(The Center Square) — The Alabama House and Senate approved this week separate maps to comply with a U.S. Supreme Court order and a compromise will be needed by Friday.
Neither of the maps for the 2024 congressional elections has a second Black-majority congressional district, something that raised the ire of Democrats in both chambers. The state is 27% Black; only 11 of the state’s 67 counties are majority black.
Both maps passed on party-line votes in their respective chambers and lawmakers will have to draft a compromise map. A three-judge panel has set a deadline of Friday.
On June 8, the U.S. Supreme Court issued a decision in Allen v. Milligan that said Alabama’s previously-drawn map was in violation of the Voting Rights Act and ordered new maps.

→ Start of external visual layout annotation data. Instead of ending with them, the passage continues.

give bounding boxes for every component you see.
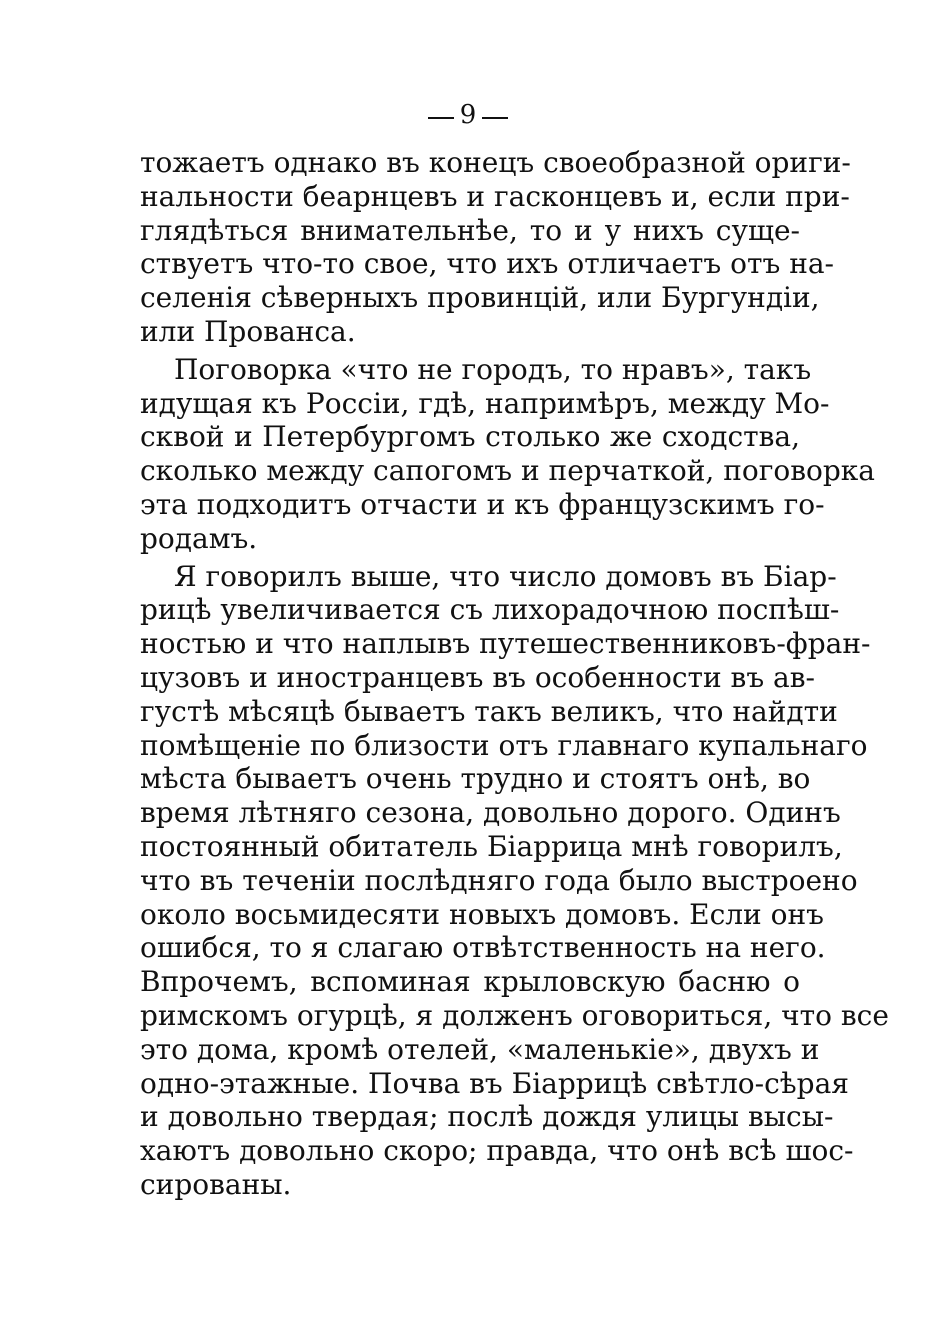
text-line: глядѣться внимательнѣе, то и у нихъ суще-: [140, 213, 800, 247]
text-line: Поговорка «что не городъ, то нравъ», такъ: [174, 352, 812, 386]
text-line: римскомъ огурцѣ, я долженъ оговориться, что все: [140, 998, 889, 1032]
text-line: около восьмидесяти новыхъ домовъ. Если онъ: [140, 897, 824, 931]
text-line: родамъ.: [140, 521, 258, 555]
text-line: это дома, кромѣ отелей, «маленькіе», двухъ и: [140, 1032, 820, 1066]
text-line: сированы.: [140, 1167, 292, 1201]
text-line: или Прованса.: [140, 314, 356, 348]
text-line: густѣ мѣсяцѣ бываетъ такъ великъ, что найдти: [140, 694, 838, 728]
text-line: нальности беарнцевъ и гасконцевъ и, если при-: [140, 179, 850, 213]
page-number-header: [0, 100, 936, 130]
paragraph: [140, 559, 889, 1202]
text-line: постоянный обитатель Біаррица мнѣ говорилъ,: [140, 829, 843, 863]
text-line: Я говорилъ выше, что число домовъ въ Біар-: [174, 559, 837, 593]
text-line: ностью и что наплывъ путешественниковъ-фран-: [140, 627, 871, 661]
text-line: сколько между сапогомъ и перчаткой, поговорка: [140, 454, 875, 488]
text-line: хаютъ довольно скоро; правда, что онѣ всѣ шос-: [140, 1134, 854, 1168]
text-line: рицѣ увеличивается съ лихорадочною поспѣш-: [140, 593, 840, 627]
paragraph: [140, 146, 851, 349]
text-line: помѣщеніе по близости отъ главнаго купальнаго: [140, 728, 868, 762]
text-line: тожаетъ однако въ конецъ своеобразной ориги-: [140, 146, 851, 179]
text-line: идущая къ Россіи, гдѣ, напримѣръ, между Мо-: [140, 386, 830, 420]
text-line: одно-этажные. Почва въ Біаррицѣ свѣтло-сѣрая: [140, 1066, 849, 1100]
left-rule: [428, 117, 454, 119]
text-line: ствуетъ что-то свое, что ихъ отличаетъ отъ на-: [140, 247, 835, 281]
text-line: Впрочемъ, вспоминая крыловскую басню о: [140, 965, 800, 999]
body-text: [140, 146, 889, 1202]
text-line: эта подходитъ отчасти и къ французскимъ го-: [140, 487, 825, 521]
text-line: цузовъ и иностранцевъ въ особенности въ ав-: [140, 660, 815, 694]
paragraph: [140, 352, 875, 556]
text-line: селенія сѣверныхъ провинцій, или Бургундіи,: [140, 281, 820, 315]
text-line: ошибся, то я слагаю отвѣтственность на него.: [140, 931, 826, 965]
text-line: сквой и Петербургомъ столько же сходства,: [140, 420, 800, 454]
right-rule: [482, 117, 508, 119]
text-line: время лѣтняго сезона, довольно дорого. Одинъ: [140, 796, 841, 830]
text-line: мѣста бываетъ очень трудно и стоятъ онѣ, во: [140, 762, 811, 796]
text-line: и довольно твердая; послѣ дождя улицы высы-: [140, 1100, 834, 1134]
text-line: что въ теченіи послѣдняго года было выстроено: [140, 863, 858, 897]
page-number: 9: [459, 100, 477, 130]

The House plan, named after House Speaker Pro Tempore Chris Pringle, R-Mobile, maintains the majority Black 7th District, which covers the Black Belt in west-central Alabama and extends into majority Black parts of Tuscaloosa and Jefferson counties.
The Senate plan, named after its sponsor, Sen. Steve Livingston, R-Scottsboro, would also retain the 7th district, but the boundaries would be slightly different.
He said on Wednesday during Senate debate that the Senate map was drawn to be “race neutral.”
The biggest difference between the two maps is the boundary between the 7th and the 2nd districts. The House plan would place three Black Belt counties — Dallas, Lowndes and Butler — into the 2nd District. In the Senate map, they’d stay in the 7th District.
Whereas the House plan would split part of Conecuh County between the 7th and 2nd districts, the Senate plan puts all of Conecuh into the 7th.
The plans also differ when it comes to Covington County in southeast Alabama. The House plan would put a larger chunk of the northwest corner of the county in the 7th.
The Senate plan would split up Etowah County in northeast Alabama between the 3rd and 4th districts, but the House would keep the county entirely in the 4th district.
Both plans keep Mobile and Baldwin counties together in one district, something that plans offered by Democrats that were all rejected by the Legislature.